Zed Shaw’s mongrel “is a fast HTTP library and server for Ruby that is intended for hosting Ruby web applications of any kind using plain HTTP rather than FastCGI or SCGI.”
And saying that it’s “fast” is true. The performance you get from a single mongrel process listening on a port is quite good. You see how such a benchmark relates to your network traffic in an older post of mine.
For example, on a SunFire x4100, with dual Opteron 285s (one of the standard container servers; the 285s are dual core opterons) running Solaris and with 16GBs of RAM.
$ uname -a
SunOS 69-12-222-41 5.11 snv_45 i86pc i386 i86pc
System Configuration: Sun Microsystems i86pc
Memory size: 16256 Megabytes
A simple “Hello World” rails app will serve at 250 req/sec just fine over a gigabit network (I wasn’t trying to push it and involving a database isn’t the point yet).
[benchmark-client1:/] root# httperf --hog --server 184.108.40.206 --uri /hello --port 8000 --num-conn 10000 --rate 250 --timeout 5 httperf --hog --timeout=5 --client=0/1 --server=220.127.116.11 --port=8000 --uri=/hello --rate=250 --send-buffer=4096 --recv-buffer=16384 --num-conns=10000 --num-calls=1
Total: connections 10000 requests 10000 replies 10000 test-duration 40.041 s
Connection rate: 249.7 conn/s (4.0 ms/conn, <=26 concurrent connections)
Connection time [ms]: min 3.4 avg 20.7 max 114.2 median 14.5 stddev 18.0
Connection time [ms]: connect 0.7
Connection length [replies/conn]: 1.000
Request rate: 249.7 req/s (4.0 ms/req)
Request size [B]: 68.0
Reply rate [replies/s]: min 247.2 avg 249.7 max 250.4 stddev 1.0 (8 samples)
Reply time [ms]: response 19.9 transfer 0.1
Reply size [B]: header 251.0 content 21.0 footer 0.0 (total 272.0)
Reply status: 1xx=0 2xx=10000 3xx=0 4xx=0 5xx=0
And you can see it work away at it (this is also doing sessions the slow /tmp way)
PID USERNAME SIZE RSS STATE PRI NICE TIME CPU PROCESS/NLWP
25833 jason 26M 22M cpu0 0 0 0:00:46 11% mongrel_rails/1
Now with mongrel. It’s all about two things then:
1) How fast is a load-balancing proxy engine?
2) How scaleable is a load-balancing proxy engine?
There’s a difference between the two but I haven’t seen a proper treatment of the second one and let me tell you what I mean.

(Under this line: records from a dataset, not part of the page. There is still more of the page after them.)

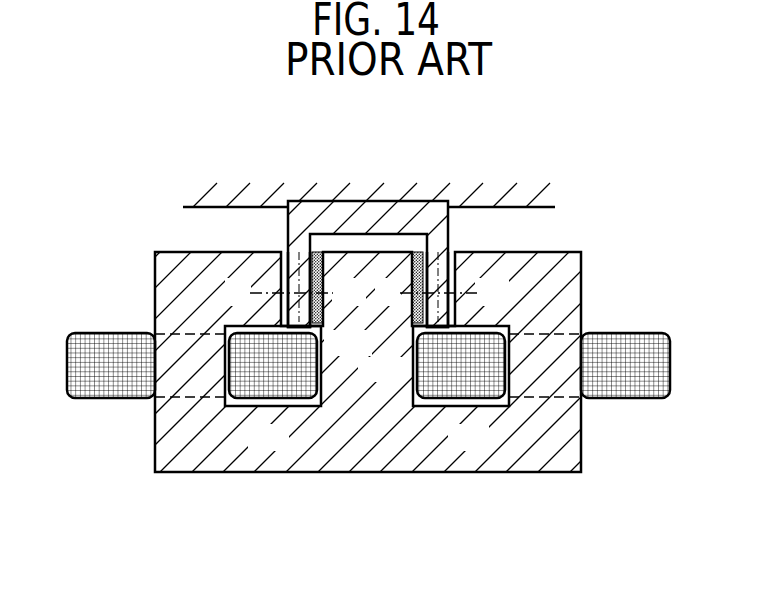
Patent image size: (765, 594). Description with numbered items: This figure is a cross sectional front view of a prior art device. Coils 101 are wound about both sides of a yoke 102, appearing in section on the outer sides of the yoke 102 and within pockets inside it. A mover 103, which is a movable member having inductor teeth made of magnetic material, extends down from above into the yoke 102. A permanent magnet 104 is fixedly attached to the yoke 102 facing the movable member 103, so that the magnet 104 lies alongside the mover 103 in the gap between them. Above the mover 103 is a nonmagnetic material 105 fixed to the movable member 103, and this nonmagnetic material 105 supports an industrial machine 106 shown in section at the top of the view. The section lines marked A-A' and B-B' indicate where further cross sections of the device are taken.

The coils 101 is at (103, 332).
The yoke 102 is at (369, 462).
The mover 103 is at (302, 258).
The permanent magnet 104 is at (320, 310).
The nonmagnetic material 105 is at (421, 206).
The industrial machine 106 is at (310, 188).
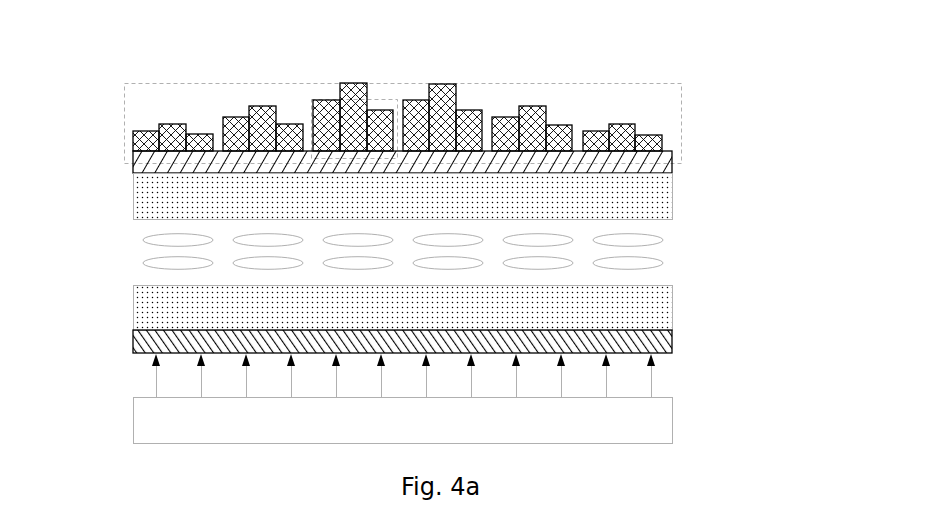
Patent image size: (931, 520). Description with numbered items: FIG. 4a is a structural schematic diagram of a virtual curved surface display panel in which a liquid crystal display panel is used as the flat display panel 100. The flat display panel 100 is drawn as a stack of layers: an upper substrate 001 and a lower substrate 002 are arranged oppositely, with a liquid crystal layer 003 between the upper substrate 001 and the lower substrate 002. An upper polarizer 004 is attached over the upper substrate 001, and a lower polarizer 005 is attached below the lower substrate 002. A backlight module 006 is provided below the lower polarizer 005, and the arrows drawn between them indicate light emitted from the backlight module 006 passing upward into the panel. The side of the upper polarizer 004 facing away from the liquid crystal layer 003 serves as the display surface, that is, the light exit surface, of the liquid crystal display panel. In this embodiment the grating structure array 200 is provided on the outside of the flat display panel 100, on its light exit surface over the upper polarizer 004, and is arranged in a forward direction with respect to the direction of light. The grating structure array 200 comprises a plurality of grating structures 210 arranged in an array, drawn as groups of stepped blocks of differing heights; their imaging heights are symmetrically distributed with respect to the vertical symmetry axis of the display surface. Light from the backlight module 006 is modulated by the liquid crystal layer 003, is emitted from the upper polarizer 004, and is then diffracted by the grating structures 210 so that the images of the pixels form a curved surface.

It’s the same story with FCGI by the way.
Did I ever tell how I ran Alistapart.com as 15 lighttpd processes with 4 rails-FCGIs each and that’s how we got 2000 requests/second on a single server when most of the world showed up and read Jeffrey’s Web 3.0 article? Seriously the article was slashdotted, dugg, reddit’ed, blogged about, all at about the same time. And the interface between lighttpd and that app’s rails-fcgi seemed to max out at 200 req/second. So the solution? The box was fine, so run 15 of them! Worked swimmingly.
It’s the same way with anything where you’re connecting one tier to the next: the speeds of, how far you can spread each tier and the connections between them are important.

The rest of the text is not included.